The Next Web reported that Mythos can find zero-day vulnerabilities in major operating systems and browsers . That should be read as part of the current reporting picture rather than as an official EU finding. What is publicly established is that the Commission has received technical information from Anthropic and is assessing the implications .

Where the AI Act fits in

Mythos is also a test case for Europe’s broader AI rulebook. Bloomberg reported that the Commission’s AI Office is in dialogue with Anthropic on implementing the EU’s Code of Practice for general-purpose AI systems under the AI Act . Investing.com likewise reported, citing a Commission spokesperson, that Anthropic had committed to comply with that EU Code of Practice .

That matters because Mythos is not merely a bank cyber tool in the European debate. It sits at the intersection of financial supervision, cybersecurity and general-purpose AI governance: how should a powerful AI system with cyber capabilities be evaluated, limited and deployed under oversight ?

Access is the real policy question

The choice is not a clean yes or no. Too little access could leave European banks and regulators trying to assess a potentially important cyber tool from the outside. Too much access, or access handed to the wrong actors, could spread precisely the capabilities supervisors are worried about .
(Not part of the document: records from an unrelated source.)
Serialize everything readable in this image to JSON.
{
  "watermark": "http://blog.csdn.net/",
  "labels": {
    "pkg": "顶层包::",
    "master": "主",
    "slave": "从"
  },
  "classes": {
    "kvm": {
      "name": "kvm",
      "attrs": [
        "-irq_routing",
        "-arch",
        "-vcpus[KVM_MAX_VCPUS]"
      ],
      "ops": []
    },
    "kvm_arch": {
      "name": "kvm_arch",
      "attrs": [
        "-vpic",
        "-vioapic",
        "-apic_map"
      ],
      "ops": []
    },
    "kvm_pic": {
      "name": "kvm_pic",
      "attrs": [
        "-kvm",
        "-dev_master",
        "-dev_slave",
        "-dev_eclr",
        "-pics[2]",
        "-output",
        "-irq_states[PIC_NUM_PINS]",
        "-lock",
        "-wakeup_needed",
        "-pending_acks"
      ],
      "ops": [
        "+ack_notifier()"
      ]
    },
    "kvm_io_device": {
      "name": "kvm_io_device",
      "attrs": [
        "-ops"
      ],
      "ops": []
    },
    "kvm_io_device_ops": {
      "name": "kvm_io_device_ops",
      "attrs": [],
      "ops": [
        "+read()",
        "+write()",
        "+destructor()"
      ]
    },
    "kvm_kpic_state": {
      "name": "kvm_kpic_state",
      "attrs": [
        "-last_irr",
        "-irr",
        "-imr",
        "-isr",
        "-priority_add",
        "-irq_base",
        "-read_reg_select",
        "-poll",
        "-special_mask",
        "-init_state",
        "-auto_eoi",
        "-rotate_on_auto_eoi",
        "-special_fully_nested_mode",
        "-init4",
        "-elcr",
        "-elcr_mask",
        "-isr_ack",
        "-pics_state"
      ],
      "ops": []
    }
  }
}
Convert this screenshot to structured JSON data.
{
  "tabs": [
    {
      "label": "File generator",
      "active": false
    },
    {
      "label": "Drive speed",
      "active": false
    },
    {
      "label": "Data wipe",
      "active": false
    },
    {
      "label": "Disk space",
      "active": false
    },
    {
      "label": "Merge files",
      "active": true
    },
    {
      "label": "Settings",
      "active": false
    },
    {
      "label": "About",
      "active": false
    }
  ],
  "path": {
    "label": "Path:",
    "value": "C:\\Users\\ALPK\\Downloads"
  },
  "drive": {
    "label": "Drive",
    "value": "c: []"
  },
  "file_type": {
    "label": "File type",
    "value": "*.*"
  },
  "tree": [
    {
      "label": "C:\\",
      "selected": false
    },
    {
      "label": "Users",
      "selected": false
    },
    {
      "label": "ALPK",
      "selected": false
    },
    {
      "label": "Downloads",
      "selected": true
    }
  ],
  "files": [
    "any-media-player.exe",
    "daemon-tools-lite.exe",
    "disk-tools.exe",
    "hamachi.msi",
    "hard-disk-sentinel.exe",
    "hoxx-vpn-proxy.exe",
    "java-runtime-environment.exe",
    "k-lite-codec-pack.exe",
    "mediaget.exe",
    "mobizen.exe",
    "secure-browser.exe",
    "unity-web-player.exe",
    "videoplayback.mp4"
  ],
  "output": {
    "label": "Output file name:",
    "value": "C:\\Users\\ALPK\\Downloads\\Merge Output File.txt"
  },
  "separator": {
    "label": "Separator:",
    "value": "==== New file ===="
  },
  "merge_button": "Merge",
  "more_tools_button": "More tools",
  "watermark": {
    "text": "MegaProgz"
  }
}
Several controlled routes are conceivable: supervised testing by selected banks, vulnerability assessments run by Anthropic, a joint process with regulators, or the sharing of verified flaws with affected institutions. None of those mechanisms has been publicly confirmed. The reporting so far points to talks, possible testing and an access path still being negotiated .

The bottom line

Europe is pushing for controlled ways to test or benefit from Anthropic’s Mythos, not for a public release. The appeal is clear: if Mythos can surface software weaknesses earlier, banks may be able to fix them sooner. The risk is just as clear: the same capability could help attackers move faster .

That is why the mechanism matters more than the slogan. Europe does not want to stay blind to a powerful cyber-AI system. But a defensive tool that finds hidden flaws can itself become a new source of danger if access is not tightly designed.